Sometimes what you need is a good, old-fashioned combo deck.

I'm not talking Storm. Storm is boring. Yeah, I get it, you cast Past in Flames and won by making the same Gifts Ungiven pile all the time.

I'm not talking Ad Nauseam. Cool, you assembled a two-card combo that wins the game at instant speed with counter protection. You did it.

No, I'm talking something much more complicated. Something much more far-fetched. Something that makes a lot more clicks on Magic Online.

I'm talking about Jeskai Ascendancy.

Jeskai Ascendancy is one of those cards just begging to be broken. It even made the Top 8 of a Standard Pro Tour back in Khans of Tarkir. It enjoyed a very brief stint in Modern with Gitaxian Probe, where it was sort of considered playable. And while Probe may be gone (R.I.P.), we now have Opt to fill in, and in some ways, it's even better than Probe was.

And this deck is very, very real.

Jeskai Ascendancy does two things that seem very simple and unassuming up front – it loots and untaps your creatures every time you cast a noncreature spell. Given that decks with a lot of noncreature spells probably don't have, you know, a lot of creatures, this doesn't seem all that scary. But play against this deck a few times, and you'll never look at Sylvan Caryatid the same way.

The idea is this: get a mana dork in play, whether it's Birds of Paradise or Caryatid (or Fatestitcher, which we'll get to in a bit). Cast Jeskai Ascendancy with mana from those creatures. Then proceed to draw more cards and untap those creatures over and over, until you eventually win.

Fatestitcher is the truly busted one. You can mill it into the graveyard with either Faithless Looting or Jeskai Ascendancy itself, then Unearth it for a single mana. It comes in with haste, and immediately repays that mana by untapping a land. Given that the plan is to loop through the entire deck, you can reliably start the turn with zero Fatestitcher but end it with multiple thanks to the looting ability of Ascendancy.

Cast a one-mana cantrip, and suddenly you're in business – and this deck plays 17 of them. Manamorphose always nets you mana with mana creatures and Ascendancy in play. Ideas Unbound is just about the most busted draw spell they've printed since Ancestral Recall, and the single Shadow of the Grave does some truly degenerate things after a few activations of Ascendancy.

One mana creature allows you to dig through a lot of your deck, both from the Ascendancy triggers as well as the cantrips themselves. You'll find Fatestitcher as you do this, and once you two mana creatures in play, it's impossible to run out of mana while you're going off. View from Above is a random Conflux card that nonetheless plays an important role – with two mana creatures and an Ascendancy, it allows you to create infinite +1/+1 triggers by recasting it over and over, and you won't deck yourself since Ascendancy's loot trigger is a may.

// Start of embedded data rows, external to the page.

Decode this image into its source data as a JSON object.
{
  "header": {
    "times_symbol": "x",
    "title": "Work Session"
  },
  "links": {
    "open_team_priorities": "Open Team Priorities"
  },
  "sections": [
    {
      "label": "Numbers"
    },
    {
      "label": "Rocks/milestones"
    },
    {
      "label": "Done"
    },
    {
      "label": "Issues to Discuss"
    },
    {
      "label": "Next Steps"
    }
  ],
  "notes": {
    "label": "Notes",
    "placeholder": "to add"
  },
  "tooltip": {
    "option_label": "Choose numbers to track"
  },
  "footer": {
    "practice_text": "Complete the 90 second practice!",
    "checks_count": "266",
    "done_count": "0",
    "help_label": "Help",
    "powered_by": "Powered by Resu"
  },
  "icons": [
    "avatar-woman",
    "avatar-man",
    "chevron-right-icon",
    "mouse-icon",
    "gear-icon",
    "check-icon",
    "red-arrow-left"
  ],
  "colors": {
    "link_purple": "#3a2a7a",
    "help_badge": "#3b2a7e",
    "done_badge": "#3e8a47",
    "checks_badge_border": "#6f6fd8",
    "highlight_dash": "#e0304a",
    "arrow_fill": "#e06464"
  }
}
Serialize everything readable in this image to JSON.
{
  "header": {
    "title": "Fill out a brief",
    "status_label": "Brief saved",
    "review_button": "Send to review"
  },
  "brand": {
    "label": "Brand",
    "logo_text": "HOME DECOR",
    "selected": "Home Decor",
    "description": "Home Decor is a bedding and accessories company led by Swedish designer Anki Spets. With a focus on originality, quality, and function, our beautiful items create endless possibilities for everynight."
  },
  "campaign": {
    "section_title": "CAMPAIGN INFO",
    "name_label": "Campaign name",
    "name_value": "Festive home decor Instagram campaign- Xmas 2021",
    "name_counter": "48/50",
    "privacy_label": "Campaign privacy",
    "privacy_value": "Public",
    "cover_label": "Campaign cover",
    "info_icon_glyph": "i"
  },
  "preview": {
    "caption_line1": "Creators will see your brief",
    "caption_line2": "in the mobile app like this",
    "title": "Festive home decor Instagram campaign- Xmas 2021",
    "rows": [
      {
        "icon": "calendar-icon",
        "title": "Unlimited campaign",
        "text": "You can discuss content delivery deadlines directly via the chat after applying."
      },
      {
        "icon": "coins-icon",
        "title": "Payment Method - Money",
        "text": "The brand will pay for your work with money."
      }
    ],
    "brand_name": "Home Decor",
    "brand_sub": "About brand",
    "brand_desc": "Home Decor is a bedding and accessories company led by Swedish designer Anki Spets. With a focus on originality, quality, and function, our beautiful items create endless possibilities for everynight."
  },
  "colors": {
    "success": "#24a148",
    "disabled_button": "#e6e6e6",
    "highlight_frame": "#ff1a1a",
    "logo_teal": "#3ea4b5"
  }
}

So now we have infinitely large creatures, whether it be Fatestitcher, Birds of Paradise or Sylvan Caryatid. But how do we win if the opponent has blockers?

Enter Glittering Wish. You may have noticed the deck only plays three Jeskai Ascendancy in the main deck, but there is a reason for that. Having access to four Glittering Wish means you essentially have seven copies of Jeskai Ascendancy in your deck, since one Ascendancy resides in the sideboard. Of course, the Wish sideboard contains a lot of other goodies you need from time to time, most notably Flesh // Blood, which allows your infinitely large Sylvan Caryatid to kill the opponent on the spot, even if they have infinite life or infinite blockers.

Of course, Glittering Wish also means you can grab Abrupt Decay when necessary, or Wear // Tear to take out a pesky Leyline of Sanctity. It also gives you access to countermagic in the form of Failure // Comply, which can also be used to mess up opponents who you know might have a Supreme Verdict or Damnation if they were to get another turn. Treasured Find is a fun one when needed, and Fiery Justice can wipe out a board of problematic creatures in a hurry.

All told, Jeskai Ascendancy is a glass cannon, but it's a hell of a powerful one. I've seen this deck win PPTQs in my area, and I had a lot of success with this online. It is a tricky deck to play mechanically, though, since there are so many triggers, so practice is a must whether you plan to take this to a tournament online or in paper.